Przeciętny smartfon jest dziesiątki tysięcy razy szybszy
W porównaniu z obecnymi rozwiązaniami ENIAC wypada jednak blado. Przeciętny smartfon jest 50 tys. razy szybszy i 43 tys. razy lżejszy. Pamiętajmy jednak, że była to pierwsza taka maszyna, odległy przodek (jak na tę gałąź przemysłu) współczesnych komputerów.
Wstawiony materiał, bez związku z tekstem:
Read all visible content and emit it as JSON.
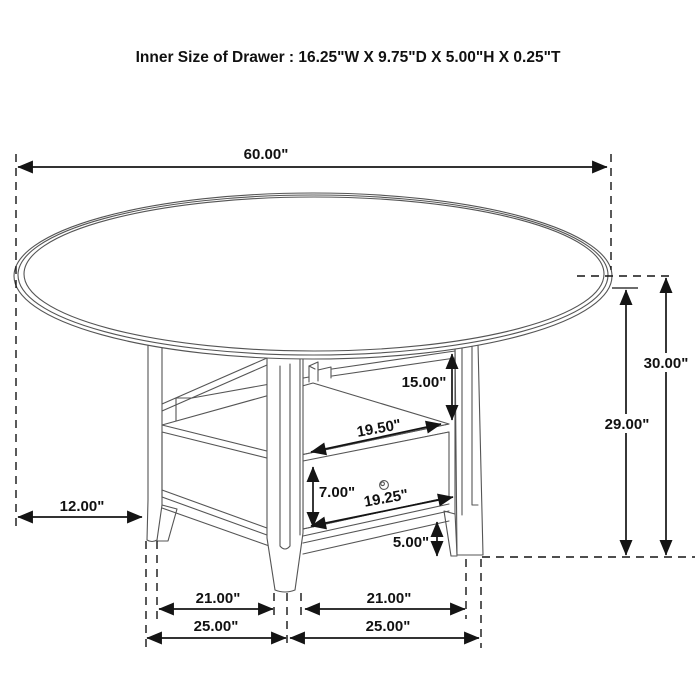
{
  "title": "Inner Size of Drawer : 16.25\"W X 9.75\"D X 5.00\"H X 0.25\"T",
  "diagram": {
    "subject": "Round dining table with pedestal storage base and drawer",
    "dimensions": {
      "diameter": "60.00\"",
      "overall_height": "30.00\"",
      "underside_height": "29.00\"",
      "top_to_shelf": "15.00\"",
      "shelf_width": "19.50\"",
      "drawer_height": "7.00\"",
      "drawer_width": "19.25\"",
      "base_height": "5.00\"",
      "top_overhang": "12.00\"",
      "inner_span_left": "21.00\"",
      "inner_span_right": "21.00\"",
      "outer_span_left": "25.00\"",
      "outer_span_right": "25.00\""
    }
  }
}
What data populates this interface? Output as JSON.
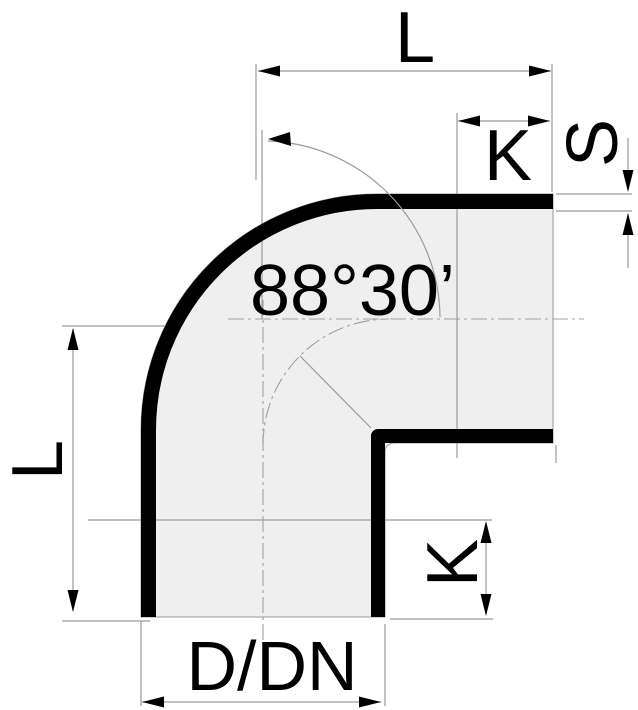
{
  "drawing": {
    "type_label": "pipe-elbow-bend-technical-drawing",
    "angle": {
      "label": "88°30’"
    },
    "dimensions": {
      "length_top": "L",
      "socket_depth_top": "K",
      "wall_thickness": "S",
      "length_left": "L",
      "socket_depth_bottom": "K",
      "diameter": "D/DN"
    },
    "colors": {
      "background": "#ffffff",
      "body_fill": "#efefef",
      "construction_line": "#9a9a9a",
      "ink": "#000000"
    }
  }
}
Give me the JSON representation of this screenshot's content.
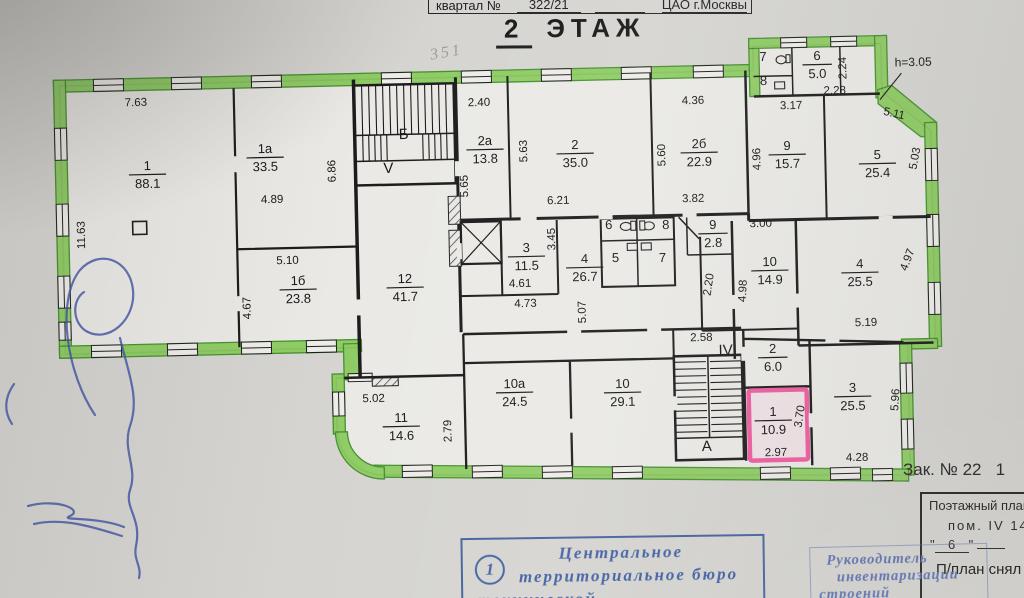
{
  "header": {
    "quarter_label": "квартал №",
    "quarter_value": "322/21",
    "district": "ЦАО г.Москвы",
    "title_number": "2",
    "title_word": "ЭТАЖ",
    "pencil_note": "351"
  },
  "watermark": {
    "brand": "PRÆDIUM",
    "subtitle": "КОММЕРЧЕСКАЯ НЕДВИЖИМОСТЬ"
  },
  "plan": {
    "height_note": "h=3.05",
    "colors": {
      "wall_highlight": "#8bcb5f",
      "selected_room_outline": "#ee5c9e",
      "red_label": "#c13828",
      "pen_ink": "#3d51a5",
      "stamp_blue": "#41619f"
    },
    "rooms": [
      {
        "num": "1",
        "area": "88.1",
        "x": 150,
        "y": 174
      },
      {
        "num": "1а",
        "area": "33.5",
        "x": 268,
        "y": 157
      },
      {
        "num": "1б",
        "area": "23.8",
        "x": 298,
        "y": 289
      },
      {
        "num": "12",
        "area": "41.7",
        "x": 405,
        "y": 287
      },
      {
        "num": "2а",
        "area": "13.8",
        "x": 488,
        "y": 149
      },
      {
        "num": "2",
        "area": "35.0",
        "x": 578,
        "y": 153
      },
      {
        "num": "2б",
        "area": "22.9",
        "x": 702,
        "y": 152
      },
      {
        "num": "9",
        "area": "15.7",
        "x": 790,
        "y": 154
      },
      {
        "num": "5",
        "area": "25.4",
        "x": 880,
        "y": 163
      },
      {
        "num": "6",
        "area": "5.0",
        "x": 822,
        "y": 64
      },
      {
        "num": "3",
        "area": "11.5",
        "x": 527,
        "y": 256
      },
      {
        "num": "4",
        "area": "26.7",
        "x": 585,
        "y": 267
      },
      {
        "num": "9",
        "area": "2.8",
        "x": 714,
        "y": 233
      },
      {
        "num": "10",
        "area": "14.9",
        "x": 770,
        "y": 270
      },
      {
        "num": "4",
        "area": "25.5",
        "x": 860,
        "y": 272
      },
      {
        "num": "11",
        "area": "14.6",
        "x": 398,
        "y": 426
      },
      {
        "num": "10а",
        "area": "24.5",
        "x": 512,
        "y": 392
      },
      {
        "num": "10",
        "area": "29.1",
        "x": 620,
        "y": 392
      },
      {
        "num": "2",
        "area": "6.0",
        "x": 771,
        "y": 357
      },
      {
        "num": "1",
        "area": "10.9",
        "x": 770,
        "y": 420,
        "pink": true
      },
      {
        "num": "3",
        "area": "25.5",
        "x": 850,
        "y": 396
      }
    ],
    "small_rooms": [
      {
        "num": "7",
        "x": 768,
        "y": 61
      },
      {
        "num": "8",
        "x": 768,
        "y": 85
      },
      {
        "num": "6",
        "x": 610,
        "y": 229
      },
      {
        "num": "8",
        "x": 667,
        "y": 229
      },
      {
        "num": "5",
        "x": 616,
        "y": 262
      },
      {
        "num": "7",
        "x": 663,
        "y": 262
      }
    ],
    "dims": [
      {
        "t": "7.63",
        "x": 140,
        "y": 106
      },
      {
        "t": "11.63",
        "x": 86,
        "y": 235,
        "r": -90
      },
      {
        "t": "4.89",
        "x": 274,
        "y": 203
      },
      {
        "t": "6.86",
        "x": 338,
        "y": 171,
        "r": -90
      },
      {
        "t": "5.10",
        "x": 288,
        "y": 264
      },
      {
        "t": "4.67",
        "x": 250,
        "y": 308,
        "r": -90
      },
      {
        "t": "2.40",
        "x": 483,
        "y": 106
      },
      {
        "t": "5.65",
        "x": 470,
        "y": 186,
        "r": -90
      },
      {
        "t": "5.63",
        "x": 530,
        "y": 151,
        "r": -90
      },
      {
        "t": "6.21",
        "x": 560,
        "y": 204
      },
      {
        "t": "4.36",
        "x": 697,
        "y": 104
      },
      {
        "t": "5.60",
        "x": 668,
        "y": 155,
        "r": -90
      },
      {
        "t": "3.82",
        "x": 695,
        "y": 202
      },
      {
        "t": "3.17",
        "x": 795,
        "y": 109
      },
      {
        "t": "4.96",
        "x": 763,
        "y": 159,
        "r": -90
      },
      {
        "t": "2.28",
        "x": 839,
        "y": 94
      },
      {
        "t": "2.24",
        "x": 851,
        "y": 68,
        "r": -90
      },
      {
        "t": "5.11",
        "x": 897,
        "y": 117,
        "r": 14
      },
      {
        "t": "5.03",
        "x": 921,
        "y": 159,
        "r": -78
      },
      {
        "t": "3.45",
        "x": 556,
        "y": 239,
        "r": -90
      },
      {
        "t": "4.61",
        "x": 520,
        "y": 287
      },
      {
        "t": "4.73",
        "x": 525,
        "y": 307
      },
      {
        "t": "5.07",
        "x": 585,
        "y": 312,
        "r": -90
      },
      {
        "t": "3.00",
        "x": 762,
        "y": 227
      },
      {
        "t": "4.98",
        "x": 746,
        "y": 291,
        "r": -86
      },
      {
        "t": "2.20",
        "x": 712,
        "y": 285,
        "r": -80
      },
      {
        "t": "4.97",
        "x": 911,
        "y": 261,
        "r": -68
      },
      {
        "t": "5.19",
        "x": 865,
        "y": 326
      },
      {
        "t": "2.58",
        "x": 700,
        "y": 341
      },
      {
        "t": "5.02",
        "x": 371,
        "y": 402
      },
      {
        "t": "2.79",
        "x": 448,
        "y": 431,
        "r": -90
      },
      {
        "t": "2.97",
        "x": 772,
        "y": 456
      },
      {
        "t": "3.70",
        "x": 800,
        "y": 417,
        "r": -80
      },
      {
        "t": "4.28",
        "x": 853,
        "y": 461
      },
      {
        "t": "5.96",
        "x": 896,
        "y": 400,
        "r": -85
      }
    ],
    "letters": [
      {
        "t": "Б",
        "x": 407,
        "y": 139
      },
      {
        "t": "V",
        "x": 391,
        "y": 173,
        "red": true
      },
      {
        "t": "IV",
        "x": 724,
        "y": 355,
        "red": true
      },
      {
        "t": "А",
        "x": 703,
        "y": 451
      }
    ]
  },
  "footer": {
    "order_no": "Зак. № 22   1",
    "form_title": "Поэтажный план о",
    "form_room": "пом.  IV    14.",
    "form_quote_open": "\"",
    "form_quote_num": "6",
    "form_quote_close": "\"",
    "form_filed": "П/план снял"
  },
  "stamps": {
    "center": {
      "badge": "1",
      "line1": "Центральное",
      "line2": "территориальное бюро",
      "line3": "технической"
    },
    "right": {
      "line1": "Руководитель",
      "line2": "инвентаризации",
      "line3": "строений"
    }
  }
}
Jak to często bywa w przypadku nowych technologii, był on skonstruowany na potrzeby wojska. Pierwotnie wykorzystywany był do obliczeń związanych z balistyką, jednakże jego możliwości obliczeniowe (imponujące jak na ówczesne czasy) wykorzystywano również m.in. przy wytwarzaniu broni jądrowej, prognozowaniu pogody, projektowaniu tuneli aerodynamicznych i badaniu promieniowania kosmicznego.
ENIAC pracował do roku 1955
ENIAC działał do 2 października 1955 roku, kiedy to o godz. 23:45 wyłączono go z sieci. Pierwotnie miał być sprzedany złom, jednak spotkało się to ze sprzeciwem pracujących na nim naukowców. Obecnie jego elementy można oglądać m.in. w Smithsonian Institution w Waszyngtonie.
Nie pozostaje więc nic innego, jak tylko życzyć swojemu PC-towi wszystkiego najlepszego.